Mas há uma diferença entre como o app da Meta atuou em 2018 e a situação atual do Telegram. "Como no WhatsApp, apesar de ter menos gente, você tem uma relação com aquelas pessoas, talvez confie nelas, então provavelmente você vai acreditar muito mais nos conteúdos que chegam do que no Telegram", explica Nascimento.

Na véspera das eleições, Galhardi conta que os conteúdos no Telegram também falavam muito sobre alianças do Lula com outros líderes polêmicos, como Daniel Ortega (Nicarágua), Hugo Chávez (Venezuela, morto em 2013) e Fidel Castro (Cuba, morto em 2016). Também compartilharam muito o que Geraldo Alckmin (PSB), atual vice-presidente na chapa lulista, falava sobre o petista no passado.

Depois dos resultados, no início pairavam entre bolsonaristas os questionamentos das urnas eletrônicas,e uma comparação do número de candidatos de direita eleitos com os votos para a presidência.
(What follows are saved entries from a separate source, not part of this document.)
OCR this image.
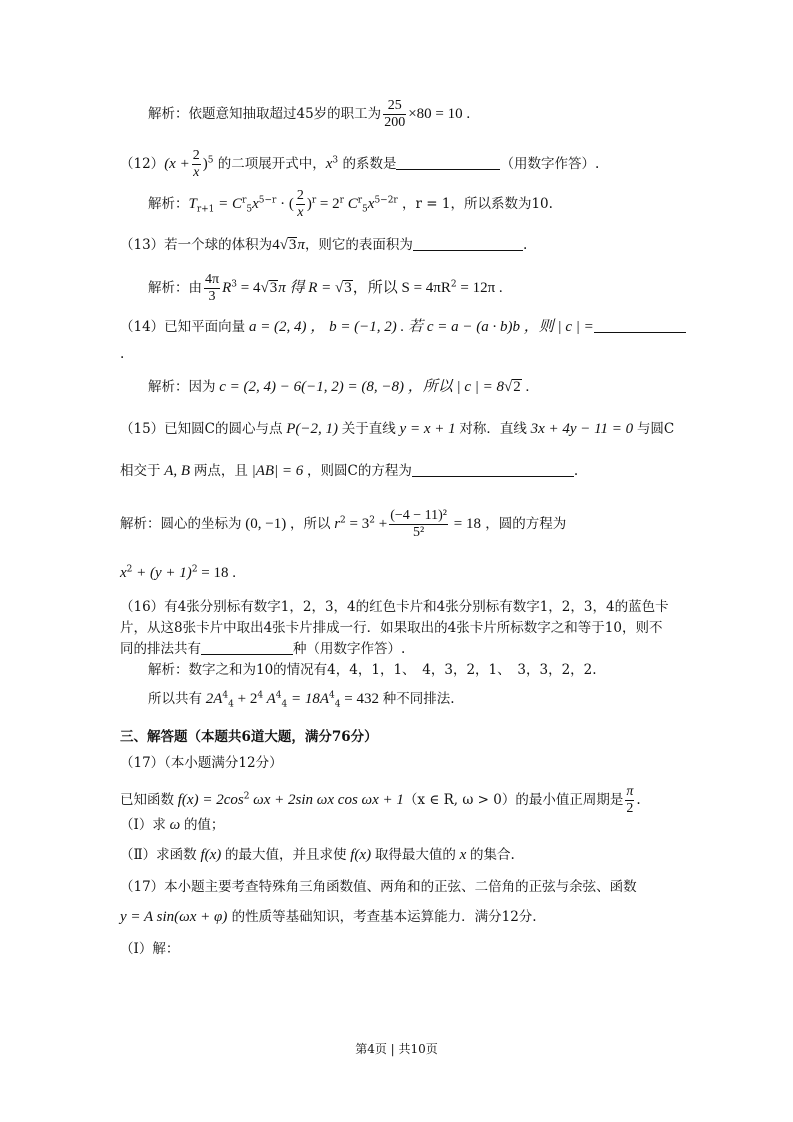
解析：依题意知抽取超过45岁的职工为 $\frac{25}{200} \times 80 = 10$ .
$(12)(x + \frac{2}{x} )^5$ 的二项展开式中，$x^3$ 的系数是	（用数字作答）.
解析：$T_{r+1} = C^r_5x^{5-r}$ · ( $\frac{2}{x} )^r = 2^r$ $C^r_5x^{5-2r}$ ，r = 1，所以系数为10.
（13）若一个球的体积为4√3π，则它的表面积为	.
解析：由 $\frac{4\pi}{3} R^3 = 4√3\pi$ 得 R = √3，所以 $S = 4\pi R^2 = 12\pi$ .
（14）已知平面向量 a = (2, 4) ， b = (−1, 2) . 若 c = a − (a · b)b ，则 | c | =
.
解析：因为 c = (2, 4) − 6(−1, 2) = (8, −8) ，所以 | c | = 8√2 .
（15）已知圆C的圆心与点 P(−2, 1) 关于直线 y = x + 1 对称．直线 3x + 4y − 11 = 0 与圆C
相交于 A, B 两点，且 |AB| = 6 ，则圆C的方程为	.
解析：圆心的坐标为 (0, −1) ，所以 $r^2 = 3^2 + \frac{\text{(−4 − 11)²}}{\text{5²}} = 18$ ，圆的方程为
$x^2 + (y + 1)^2 = 18$ .
（16）有4张分别标有数字1，2，3，4的红色卡片和4张分别标有数字1，2，3，4的蓝色卡
片，从这8张卡片中取出4张卡片排成一行．如果取出的4张卡片所标数字之和等于10，则不
同的排法共有	种（用数字作答）.
解析：数字之和为10的情况有4，4，1，1、　4，3，2，1、　3，3，2，2.
所以共有 $2A^4_4 + 2^4$ $A^4_4 = 18A^4_4 = 432$ 种不同排法.
三、解答题（本题共6道大题，满分76分）
（17）（本小题满分12分）
已知函数 $f(x) = 2\cos^2$ ωx + 2sin ωx cos ωx + 1（x ∈ R, ω > 0）的最小值正周期是 $\frac{\pi}{2}$ .
（Ⅰ）求 ω 的值；
（Ⅱ）求函数 f(x) 的最大值，并且求使 f(x) 取得最大值的 x 的集合.
（17）本小题主要考查特殊角三角函数值、两角和的正弦、二倍角的正弦与余弦、函数
y = A sin(ωx + φ) 的性质等基础知识，考查基本运算能力．满分12分.
（Ⅰ）解：
第4页 | 共10页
Depois que Bolsonaro declarou que os resultados tinham sido positivos, o foco mudou. 

Na terça-feira (4), após a circulação de uma montagem do presidente junto a um quadro do Baphomet, símbolo associado ao satanismo, os grupos assumiram uma atitude de defesa e mostraram que ao menos esta imagem específica não era real. Ainda assim, os vídeos de Bolsonaro em um templo maçom são considerados verídicos. 

Já nesta quarta-feira (5), segundo Moreira, o que repercutiu negativamente nos grupos do Telegram foi a recirculação da informação que Jair Bolsonaro teria pensado em abortar seu filho "04", Renan Bolsonaro.